For task-specific prediction layer distillation, we use softmax cross-entropy as the loss function, since it’s more suitable for classification tasks. Thus, the task-specific prediction layer distillation is denoted as below:

$$\begin{aligned} \mathcal {L}_{pred} = -softmax(O^T_{FFN})log(softmax(O^S_{FFN})) \end{aligned}$$
(8)

In summary, Eqs. (6), (7) and (8) describes the overall procedure of the BioBERT distillation process.

Table 3. Named Entity Recognition metrics comparison
Table 4. Relation extraction metrics comparison

6 Experiments

We use BioBERT-Base v1.1 [25] as our source model, and distillated it to SqueezeBioBERT on the same three healthcare NLP tasks. BioBERT-Base v1.1 has 12 transformer layers and 109M weights. SqueezeBioBERT has 3 transformer layers and 26M weights.

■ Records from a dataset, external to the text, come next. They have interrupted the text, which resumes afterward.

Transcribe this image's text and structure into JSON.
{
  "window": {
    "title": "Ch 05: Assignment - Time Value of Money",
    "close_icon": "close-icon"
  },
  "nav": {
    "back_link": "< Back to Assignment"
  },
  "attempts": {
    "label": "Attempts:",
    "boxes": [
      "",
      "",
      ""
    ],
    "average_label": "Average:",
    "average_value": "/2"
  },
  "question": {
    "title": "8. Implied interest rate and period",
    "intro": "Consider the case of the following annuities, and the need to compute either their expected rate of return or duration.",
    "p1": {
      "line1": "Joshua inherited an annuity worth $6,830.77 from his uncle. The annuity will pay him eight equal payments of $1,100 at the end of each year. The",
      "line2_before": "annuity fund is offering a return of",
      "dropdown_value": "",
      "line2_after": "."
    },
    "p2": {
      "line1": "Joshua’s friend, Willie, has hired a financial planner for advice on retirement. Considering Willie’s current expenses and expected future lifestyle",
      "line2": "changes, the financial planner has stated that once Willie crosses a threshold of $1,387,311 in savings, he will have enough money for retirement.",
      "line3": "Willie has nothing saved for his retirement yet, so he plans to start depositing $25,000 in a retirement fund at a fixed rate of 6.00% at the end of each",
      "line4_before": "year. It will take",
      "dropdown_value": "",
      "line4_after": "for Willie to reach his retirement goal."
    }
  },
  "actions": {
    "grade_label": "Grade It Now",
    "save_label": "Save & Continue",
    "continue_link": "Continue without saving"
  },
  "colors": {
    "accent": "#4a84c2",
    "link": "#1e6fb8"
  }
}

Table 5. Question answering metrics comparison

NER results are show in Table 3, RE results are show in Table 4, and QA results are show in Table 5. From the results, we can see that SqueezeBioBERT is 4.2X smaller than BioBERT, but still achieves more than 95% accuracy performance of the teacher BioBERT on the three NLP tasks. This proves the efficiency of the proposed method of transferring knowledge encoded in the large BioBERT to the compressed version of SqueezeBioBERT.

7 Conclusion

Although recent deep pre-trained language models have greatly improved many natural language processing tasks, they are generally computationally expensive and memory intensive, which makes them very difficult to use on resource-restricted mobile or IoT devices. Embedded models that can directly inference on mobile is important for healthcare related apps in the US because: 1) it can provide better user experience at poor cell phone signal locations, and 2) it doesn’t require users to upload their health sensitive information onto the cloud. In this paper, we designed a novel knowledge distillation method, which is very effective for compressing Transformer-based models without losing accuracy. We applied this knowledge distillation method to BioBERT, and experiments show that knowledge encoded in the large BioBERT can be effectively transferred to a compressed version of SqueezeBioBERT. We evaluated SqueezeBioBERT on three healthcare text mining tasks: name entity recognition, relation extraction and question answering. The result shows that SqueezeBioBERT achieves more than 95% of the performance of teacher BioBERT on these three tasks, while being 4.2X smaller.